We have been describing Jack Kelly as a "hawkish unilateralist" in foreign policy, and a "free-market fundamentalist" in economics. It is remarkable how often, in think-tankery, those two unrelated threads coincide. After reading I Vote For Global Warming, we are reminded that those are always joined by a third: the stubborn refusal to believe the increasingly vast majority of climate scientists. Stunning.
It is almost as though these unrelated positions spring from some sort of bedrock principle: that those who possess power ought to be free to satisfy their appetites and pursue their designs, without any heed to the consequences for others, let alone some ephemeral "common good." I suppose one could call this "greed," although thanks to Ayn Rand, it's a decidedly sexy, heroic brand of greed.
Jack Kelly writes of the new climate change report:
And this is based on hypothetical piled upon hypothetical and computer models which cannot duplicate the actual climate of the present or the recent past.

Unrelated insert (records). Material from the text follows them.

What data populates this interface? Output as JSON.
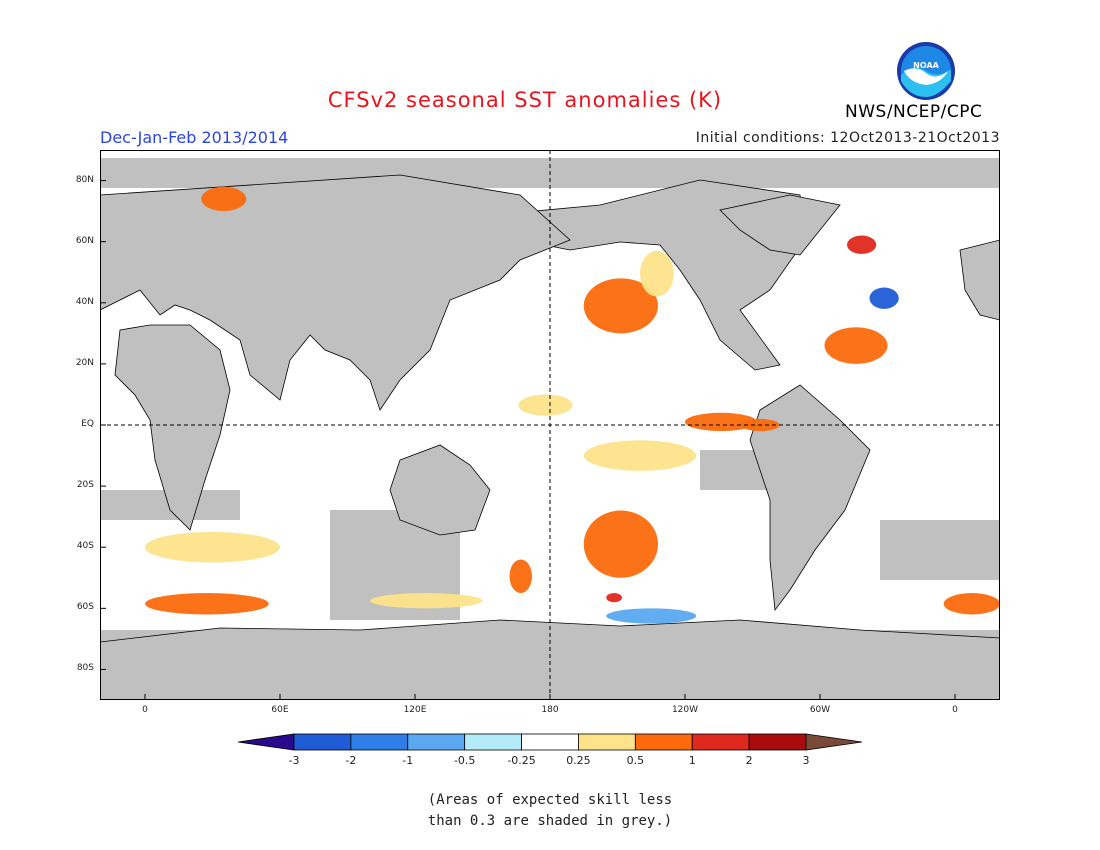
{
  "header": {
    "title": "CFSv2 seasonal SST anomalies (K)",
    "season": "Dec-Jan-Feb 2013/2014",
    "initial_conditions": "Initial conditions: 12Oct2013-21Oct2013",
    "agency": "NWS/NCEP/CPC",
    "logo_text": "NOAA"
  },
  "map": {
    "projection": "cylindrical equidistant",
    "lon_range": [
      -20,
      380
    ],
    "lat_range": [
      -90,
      90
    ],
    "lat_labels": [
      "80N",
      "60N",
      "40N",
      "20N",
      "EQ",
      "20S",
      "40S",
      "60S",
      "80S"
    ],
    "lat_values": [
      80,
      60,
      40,
      20,
      0,
      -20,
      -40,
      -60,
      -80
    ],
    "lon_labels": [
      "0",
      "60E",
      "120E",
      "180",
      "120W",
      "60W",
      "0"
    ],
    "lon_values": [
      0,
      60,
      120,
      180,
      240,
      300,
      360
    ],
    "reference_lines": [
      "EQ",
      "180"
    ],
    "land_color": "#c0c0c0",
    "ocean_color": "#ffffff"
  },
  "colorbar": {
    "tick_labels": [
      "-3",
      "-2",
      "-1",
      "-0.5",
      "-0.25",
      "0.25",
      "0.5",
      "1",
      "2",
      "3"
    ],
    "colors": [
      "#2a0a8c",
      "#1f5cd6",
      "#2f7ee8",
      "#5aa8f0",
      "#b3ecf8",
      "#ffffff",
      "#fde38a",
      "#fc6a0c",
      "#e0281e",
      "#a80c0c",
      "#7a4a38"
    ]
  },
  "chart_data": {
    "type": "heatmap",
    "title": "CFSv2 seasonal SST anomalies (K)",
    "subtitle": "Dec-Jan-Feb 2013/2014",
    "units": "K",
    "legend": "bottom",
    "grey_shading": "skill less than 0.3",
    "regions": [
      {
        "lon": [
          195,
          228
        ],
        "lat": [
          30,
          48
        ],
        "level": 1
      },
      {
        "lon": [
          220,
          235
        ],
        "lat": [
          42,
          57
        ],
        "level": 0.5
      },
      {
        "lon": [
          240,
          272
        ],
        "lat": [
          -2,
          4
        ],
        "level": 1
      },
      {
        "lon": [
          265,
          282
        ],
        "lat": [
          -2,
          2
        ],
        "level": 1
      },
      {
        "lon": [
          166,
          190
        ],
        "lat": [
          3,
          10
        ],
        "level": 0.5
      },
      {
        "lon": [
          195,
          228
        ],
        "lat": [
          -50,
          -28
        ],
        "level": 1
      },
      {
        "lon": [
          195,
          245
        ],
        "lat": [
          -15,
          -5
        ],
        "level": 0.5
      },
      {
        "lon": [
          162,
          172
        ],
        "lat": [
          -55,
          -44
        ],
        "level": 1
      },
      {
        "lon": [
          205,
          212
        ],
        "lat": [
          -58,
          -55
        ],
        "level": 2
      },
      {
        "lon": [
          302,
          330
        ],
        "lat": [
          20,
          32
        ],
        "level": 1
      },
      {
        "lon": [
          322,
          335
        ],
        "lat": [
          38,
          45
        ],
        "level": -2
      },
      {
        "lon": [
          312,
          325
        ],
        "lat": [
          56,
          62
        ],
        "level": 2
      },
      {
        "lon": [
          0,
          55
        ],
        "lat": [
          -62,
          -55
        ],
        "level": 1
      },
      {
        "lon": [
          355,
          380
        ],
        "lat": [
          -62,
          -55
        ],
        "level": 1
      },
      {
        "lon": [
          25,
          45
        ],
        "lat": [
          70,
          78
        ],
        "level": 1
      },
      {
        "lon": [
          205,
          245
        ],
        "lat": [
          -65,
          -60
        ],
        "level": -0.5
      },
      {
        "lon": [
          100,
          150
        ],
        "lat": [
          -60,
          -55
        ],
        "level": 0.5
      },
      {
        "lon": [
          0,
          60
        ],
        "lat": [
          -45,
          -35
        ],
        "level": 0.5
      }
    ]
  },
  "footnote": {
    "line1": "(Areas of expected skill less",
    "line2": "than 0.3 are shaded in grey.)"
  }
}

Translation: I don't trust your fancy "science."
No, seriously. Kelly goes on to admit some global warming, but only unrelated to the industry of mankind. He blames natural cycles, notably cosmic rays and sun spots. He then cites a few dissenting scientists: Singer & Avery, Svensmark & Calder, and Abdussamatov.

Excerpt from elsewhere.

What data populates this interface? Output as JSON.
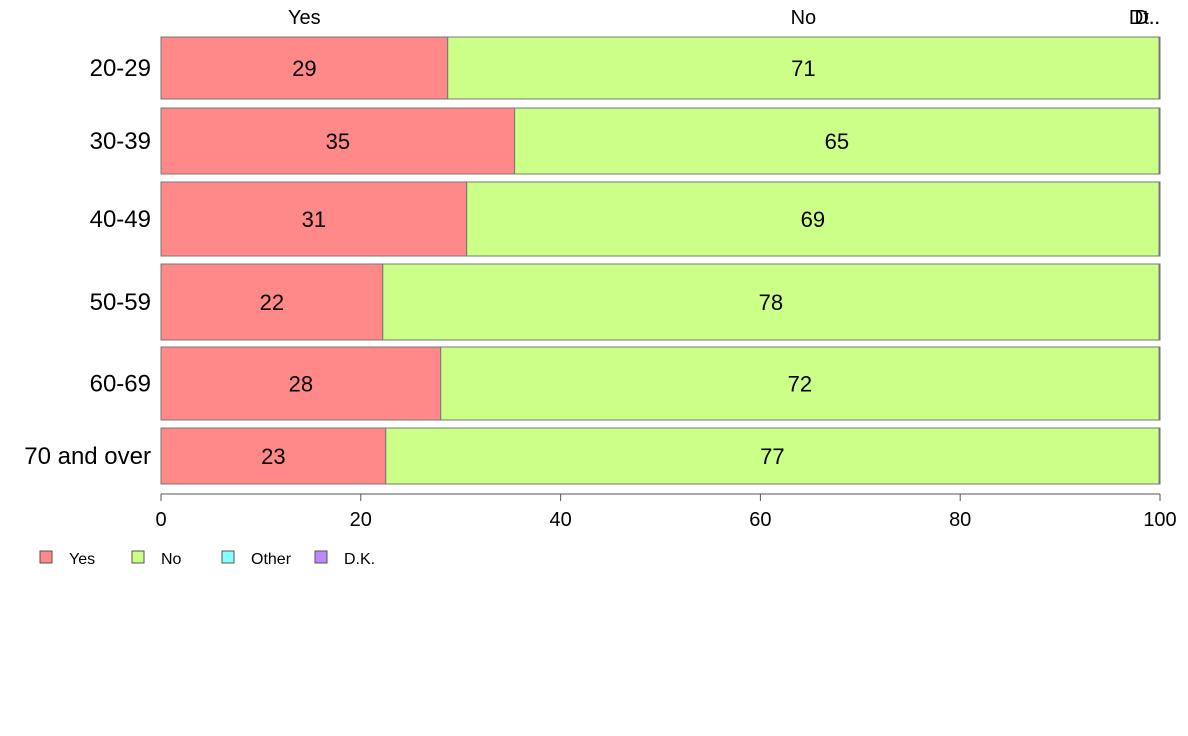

That last fellow seems to be the new kid on the block. The St. Petersburg space researcher is also cited in a (strikingly similar) column this week in the National Post of Canada. We mention this because the last time Kelly wrote a piece on global warming, it also bore striking similarities to a piece in the National Post of Canada. (h/t TPJs). We wonder about that curious pipeline!
The point is, the arrival of Abdussamatov notwithstanding, you can literally count these guys on one hand. The current score is literally 3,750 against maybe 6; the "new discoveries" by the 6 are in no way unfamiliar to the 3,750. Unfortunately, we all must acknowledge that Copernicus and Einstein were once in the minority. Its very difficult for a lay-person to fisk the arguments of a few media-savvy scientists.
Yet clues as to how to proceed can be found throughout the text of the Singer-Avery book, which Kelly cites. Rather unlike your standard scientific report, the authors constantly pause to insult their opposition: They hate mankind. They hate progress. They get a thrill out of scaring people. It's like academic Turrets Syndrome, and it's revealing of a weakness.
What sounds more likely: a global conspiracy among 4,000 scientists, all in pursuit of the purely psychic reward of spite, and dislike of Wal-Mart?
Or a conspiracy among 5 or 6 scientists, supported by 5 or 6 global energy consortiums, in pursuit of a real and vast monetary reward, for being able to milk their present business-plans just a decade or two longer?
I suppose Jack Kelly could find it suspicious that a taste for economic regulation, a distaste for warfare, and a willingness to heed the scientific super-majority, so often coincide.
In our case, the common thread is a simple concern for our fellow man, a compassion in no way specific to our own culture, but which is often called "Christian." No doubt Ayn Rand would find us quite unappealing.